Other submissions: I've been focusing on Kyber here, but there are other
submissions that have proposed parameters with Core-SVP claiming
security levels below 2^128. I think this is the complete list:
* NTRU: 2^106 for ntruhps2048509.
* Kyber: 2^111 for kyber512.
* NewHope: 2^112 for newhope512.
* SABER: 2^125 for lightsaber.
(The incentives here are a problem. There are many reasons to think that
the efficiency of bleeding-edge parameters will attract attention and
reward the submission as a whole, while complaints about security will
at worst have _those parameters_ removed, according to NIST's rules.
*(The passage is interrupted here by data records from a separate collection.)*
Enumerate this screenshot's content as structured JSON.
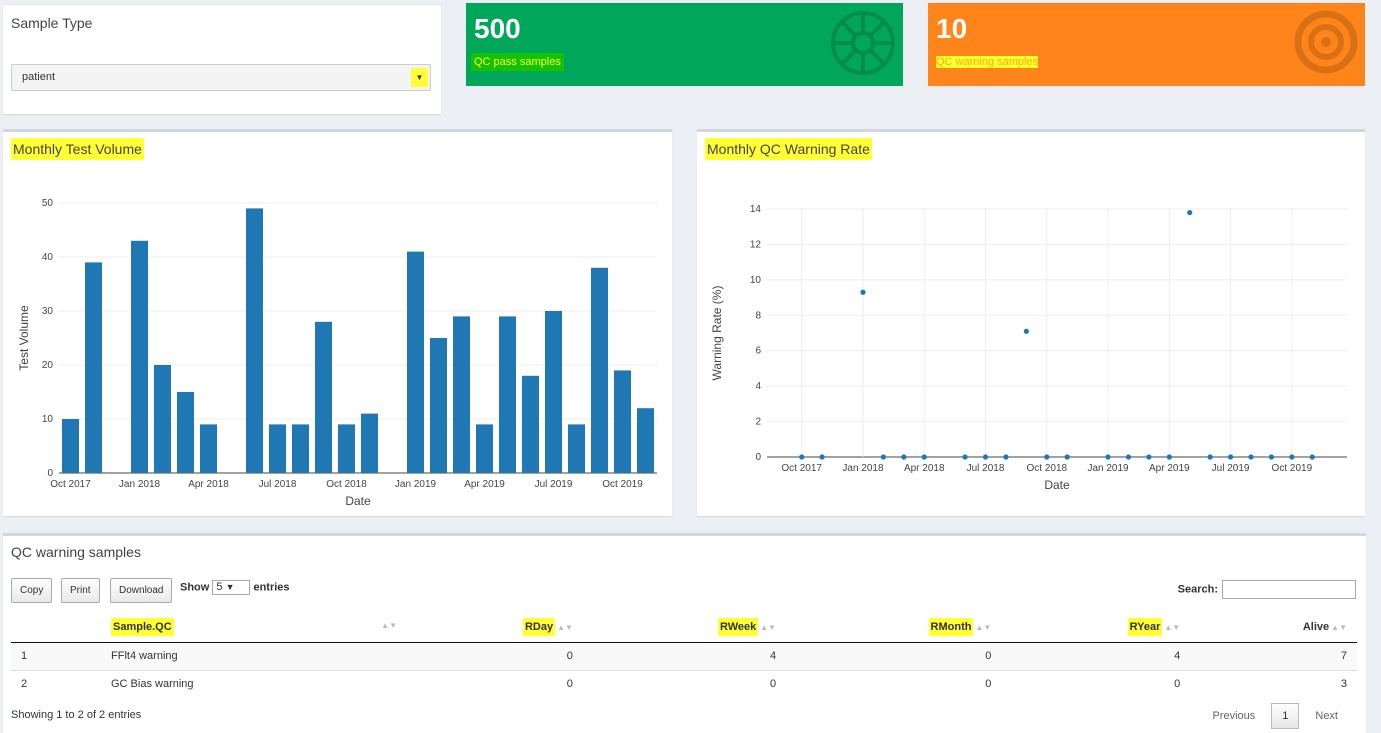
{
  "sample_type": {
    "label": "Sample Type",
    "selected": "patient"
  },
  "value_boxes": [
    {
      "value": "500",
      "label": "QC pass samples",
      "color": "#00a65a",
      "icon": "galactic-empire-icon"
    },
    {
      "value": "10",
      "label": "QC warning samples",
      "color": "#ff851b",
      "icon": "bullseye-icon"
    }
  ],
  "volume_box": {
    "title": "Monthly Test Volume"
  },
  "rate_box": {
    "title": "Monthly QC Warning Rate"
  },
  "chart_data": [
    {
      "type": "bar",
      "title": "",
      "xlabel": "Date",
      "ylabel": "Test Volume",
      "ylim": [
        0,
        50
      ],
      "yticks": [
        0,
        10,
        20,
        30,
        40,
        50
      ],
      "xticks": [
        "Oct 2017",
        "Jan 2018",
        "Apr 2018",
        "Jul 2018",
        "Oct 2018",
        "Jan 2019",
        "Apr 2019",
        "Jul 2019",
        "Oct 2019"
      ],
      "x": [
        "2017-10",
        "2017-11",
        "2017-12",
        "2018-01",
        "2018-02",
        "2018-03",
        "2018-04",
        "2018-05",
        "2018-06",
        "2018-07",
        "2018-08",
        "2018-09",
        "2018-10",
        "2018-11",
        "2018-12",
        "2019-01",
        "2019-02",
        "2019-03",
        "2019-04",
        "2019-05",
        "2019-06",
        "2019-07",
        "2019-08",
        "2019-09",
        "2019-10",
        "2019-11"
      ],
      "values": [
        10,
        39,
        null,
        43,
        20,
        15,
        9,
        null,
        49,
        9,
        9,
        28,
        9,
        11,
        null,
        41,
        25,
        29,
        9,
        29,
        18,
        30,
        9,
        38,
        19,
        12
      ],
      "color": "#1f77b4"
    },
    {
      "type": "scatter",
      "title": "",
      "xlabel": "Date",
      "ylabel": "Warning Rate (%)",
      "ylim": [
        0,
        14
      ],
      "yticks": [
        0,
        2,
        4,
        6,
        8,
        10,
        12,
        14
      ],
      "xticks": [
        "Oct 2017",
        "Jan 2018",
        "Apr 2018",
        "Jul 2018",
        "Oct 2018",
        "Jan 2019",
        "Apr 2019",
        "Jul 2019",
        "Oct 2019"
      ],
      "x": [
        "2017-10",
        "2017-11",
        "2018-01",
        "2018-02",
        "2018-03",
        "2018-04",
        "2018-06",
        "2018-07",
        "2018-08",
        "2018-09",
        "2018-10",
        "2018-11",
        "2019-01",
        "2019-02",
        "2019-03",
        "2019-04",
        "2019-05",
        "2019-06",
        "2019-07",
        "2019-08",
        "2019-09",
        "2019-10",
        "2019-11"
      ],
      "values": [
        0,
        0,
        9.3,
        0,
        0,
        0,
        0,
        0,
        0,
        7.1,
        0,
        0,
        0,
        0,
        0,
        0,
        13.8,
        0,
        0,
        0,
        0,
        0,
        0
      ],
      "color": "#1f77b4"
    }
  ],
  "table_box": {
    "title": "QC warning samples",
    "buttons": [
      "Copy",
      "Print",
      "Download"
    ],
    "show_label": "Show",
    "show_value": "5",
    "entries_label": "entries",
    "search_label": "Search:",
    "columns": [
      "",
      "Sample.QC",
      "RDay",
      "RWeek",
      "RMonth",
      "RYear",
      "Alive"
    ],
    "rows": [
      [
        "1",
        "FFlt4 warning",
        "0",
        "4",
        "0",
        "4",
        "7"
      ],
      [
        "2",
        "GC Bias warning",
        "0",
        "0",
        "0",
        "0",
        "3"
      ]
    ],
    "info": "Showing 1 to 2 of 2 entries",
    "pager": {
      "previous": "Previous",
      "current": "1",
      "next": "Next"
    }
  }
}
The
crude pixelation of security levels into five categories also distracts
attention from serious efforts to show efficiency-security tradeoffs.)
The presentations of these parameters differ. NTRU is clear in labeling
ntruhps2048509 as category 1 _only if_ costs of memory access are added.
Kyber, NewHope, and SABER have blanket claims of category 1. Kyber and
NewHope both repeatedly claim "conservative" evaluations of security but
don't actually use those evaluations in assigning security categories.
Kyber ciphertext size jumps by 48% if these parameters are eliminated.
NewHope ciphertext size jumps by 97%. SABER ciphertext size jumps by
48%, although the 2^125 for lightsaber is quite a bit larger than the
2^111 for kyber512 and the 2^112 for newhope512, so maybe this jump
isn't needed. NTRU has a denser parameter space and suffers less from
having ntruhps2048509 removed.
The next step up as measured by Core-SVP is NTRU Prime, specifically
2^129 for sntrup653 and 2^130 for ntrulpr653. NTRU Prime disputes the
Core-SVP accuracy in much more detail than the other submissions. Like
NTRU, NTRU Prime defines replacement metrics to take memory access into
account for assigning categories, and has a dense parameter space;
unlike NTRU, NTRU Prime avoids proposing any bleeding-edge parameters.
The Core-SVP list continues with 131 for round5n10d, 133 for round5n15d,
136 for ntruhrss701, 145 for ntruhps2048677, 146 for round5n1, 147 for
lac128, 148 for frodo640, 153 for sntrup761, 154 for babybear, 155 for
ntrulpr761, etc. Each step up here makes it harder to imagine that the
standard attack uses fewer "classical gates" than AES-128 key search:
there would need to be more and more severe inaccuracies in Core-SVP.